The Senate passed a bill directing the Government Accountability Office (GAO) to conduct a comprehensive study of the National Credit Union Administration's (NCUA) handling of the corporate credit union meltdown.
The study would also evaluate the agency's handling of the growing losses among big credit union failures.
The bill, passed Thursday, would require the congressional accounting arm to determine the reasons for all corporate failures since 2008 and the adequacy of the NCUA's response.
The expected evaluation would also review the ability of insured credit unions to pay for the projected $16 billion price of the bailout and whether the program exposes taxpayers to any potential liability.
The legislation would also direct the GAO to study whether the NCUA has properly implemented recommendations made by its Office of Inspector General the past two years on reviews of 10 big credit union failures.

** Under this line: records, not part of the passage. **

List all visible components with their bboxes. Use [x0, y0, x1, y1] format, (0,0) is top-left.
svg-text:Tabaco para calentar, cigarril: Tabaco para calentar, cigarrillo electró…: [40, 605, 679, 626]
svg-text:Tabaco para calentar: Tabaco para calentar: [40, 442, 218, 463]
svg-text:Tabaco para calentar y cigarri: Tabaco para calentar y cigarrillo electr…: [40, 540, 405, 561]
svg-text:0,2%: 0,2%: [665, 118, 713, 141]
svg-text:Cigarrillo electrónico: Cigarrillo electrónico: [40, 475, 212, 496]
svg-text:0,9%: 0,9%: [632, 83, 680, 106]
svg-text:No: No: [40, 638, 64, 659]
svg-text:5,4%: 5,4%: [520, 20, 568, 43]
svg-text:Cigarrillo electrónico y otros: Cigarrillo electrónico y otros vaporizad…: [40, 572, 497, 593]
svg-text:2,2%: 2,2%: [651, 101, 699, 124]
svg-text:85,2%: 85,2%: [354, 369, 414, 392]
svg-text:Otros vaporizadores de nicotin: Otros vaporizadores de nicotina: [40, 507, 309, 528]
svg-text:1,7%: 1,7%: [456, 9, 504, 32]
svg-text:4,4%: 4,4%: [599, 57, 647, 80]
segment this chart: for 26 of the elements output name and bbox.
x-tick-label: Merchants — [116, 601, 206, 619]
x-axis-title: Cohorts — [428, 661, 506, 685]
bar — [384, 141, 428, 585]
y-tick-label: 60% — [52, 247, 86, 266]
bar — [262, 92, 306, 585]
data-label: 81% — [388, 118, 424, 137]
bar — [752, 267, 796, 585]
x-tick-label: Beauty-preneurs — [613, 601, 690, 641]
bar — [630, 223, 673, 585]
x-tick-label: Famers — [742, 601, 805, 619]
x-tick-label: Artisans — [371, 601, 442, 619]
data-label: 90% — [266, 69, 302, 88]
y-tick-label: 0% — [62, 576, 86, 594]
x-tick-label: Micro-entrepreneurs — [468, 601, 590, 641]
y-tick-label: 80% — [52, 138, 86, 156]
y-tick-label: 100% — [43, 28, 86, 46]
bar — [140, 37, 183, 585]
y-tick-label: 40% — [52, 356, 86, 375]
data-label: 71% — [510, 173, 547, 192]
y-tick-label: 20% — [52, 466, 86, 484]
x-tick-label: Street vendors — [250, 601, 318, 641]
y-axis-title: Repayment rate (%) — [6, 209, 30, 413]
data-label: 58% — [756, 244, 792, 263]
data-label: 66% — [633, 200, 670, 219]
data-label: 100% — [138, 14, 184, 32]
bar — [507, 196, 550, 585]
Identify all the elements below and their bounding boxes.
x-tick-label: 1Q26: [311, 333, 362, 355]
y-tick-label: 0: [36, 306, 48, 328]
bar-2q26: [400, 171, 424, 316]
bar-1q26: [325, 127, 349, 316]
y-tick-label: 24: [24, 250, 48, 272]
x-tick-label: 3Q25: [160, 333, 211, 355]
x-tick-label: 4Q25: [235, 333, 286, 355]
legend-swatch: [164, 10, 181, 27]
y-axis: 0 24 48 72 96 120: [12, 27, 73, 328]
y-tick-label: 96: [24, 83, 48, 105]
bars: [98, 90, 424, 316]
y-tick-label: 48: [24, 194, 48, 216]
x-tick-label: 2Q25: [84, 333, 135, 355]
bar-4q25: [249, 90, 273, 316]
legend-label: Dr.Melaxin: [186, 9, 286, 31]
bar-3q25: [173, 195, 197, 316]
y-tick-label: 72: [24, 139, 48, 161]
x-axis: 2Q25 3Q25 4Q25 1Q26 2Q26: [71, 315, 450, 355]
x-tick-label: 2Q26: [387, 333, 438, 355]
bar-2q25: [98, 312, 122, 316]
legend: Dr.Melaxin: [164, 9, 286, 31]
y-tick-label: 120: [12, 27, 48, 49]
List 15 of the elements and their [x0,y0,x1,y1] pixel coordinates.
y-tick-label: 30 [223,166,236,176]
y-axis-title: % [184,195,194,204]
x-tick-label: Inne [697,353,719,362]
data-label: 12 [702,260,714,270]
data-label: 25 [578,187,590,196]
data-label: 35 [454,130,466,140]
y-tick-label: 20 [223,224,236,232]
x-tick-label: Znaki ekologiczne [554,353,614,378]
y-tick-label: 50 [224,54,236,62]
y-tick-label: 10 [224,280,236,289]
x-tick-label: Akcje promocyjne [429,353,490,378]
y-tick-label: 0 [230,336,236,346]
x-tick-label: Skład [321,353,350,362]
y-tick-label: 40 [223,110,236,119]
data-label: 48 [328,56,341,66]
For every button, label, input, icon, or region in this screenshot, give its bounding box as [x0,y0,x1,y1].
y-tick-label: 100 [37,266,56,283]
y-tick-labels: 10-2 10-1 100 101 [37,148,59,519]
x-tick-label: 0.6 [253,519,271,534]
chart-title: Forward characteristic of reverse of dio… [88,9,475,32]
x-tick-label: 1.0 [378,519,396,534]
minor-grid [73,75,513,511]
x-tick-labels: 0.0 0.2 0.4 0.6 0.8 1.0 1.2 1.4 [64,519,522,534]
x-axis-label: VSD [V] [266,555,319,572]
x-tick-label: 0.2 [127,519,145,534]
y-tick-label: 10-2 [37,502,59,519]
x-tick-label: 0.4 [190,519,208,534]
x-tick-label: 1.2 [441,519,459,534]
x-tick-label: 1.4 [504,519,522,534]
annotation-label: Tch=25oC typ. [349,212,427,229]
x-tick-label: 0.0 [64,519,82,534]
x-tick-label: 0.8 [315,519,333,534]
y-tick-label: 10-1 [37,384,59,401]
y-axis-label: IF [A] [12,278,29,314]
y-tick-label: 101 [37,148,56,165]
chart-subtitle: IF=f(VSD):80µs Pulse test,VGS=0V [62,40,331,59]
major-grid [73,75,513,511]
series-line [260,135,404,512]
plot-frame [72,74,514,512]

The study would be sent to the Senate Banking Committee, the House Financial Services Committee and the Financial Stability Oversight Council.
Passage of the Senate bill came a week after the Senate Banking Committee held hearings on the corporate bailout. The hearings featured Debbie Matz, the NCUA's chairman.
Matz used the hearing to call on Congress for extraordinary new powers that would extend the statute of limitations on charging officers and directors of failed credit unions to as long as 10 years.
The bill includes several technical corrections sought by the NCUA, such as a provision that would allow credit unions that acquire troubled credit unions to count emergency Section 208 assistance from the NCUA in their net worth after the merger.
The bill would allow the NCUA to pay out funds from the corporate bailout fund without borrowing from the Treasury Department.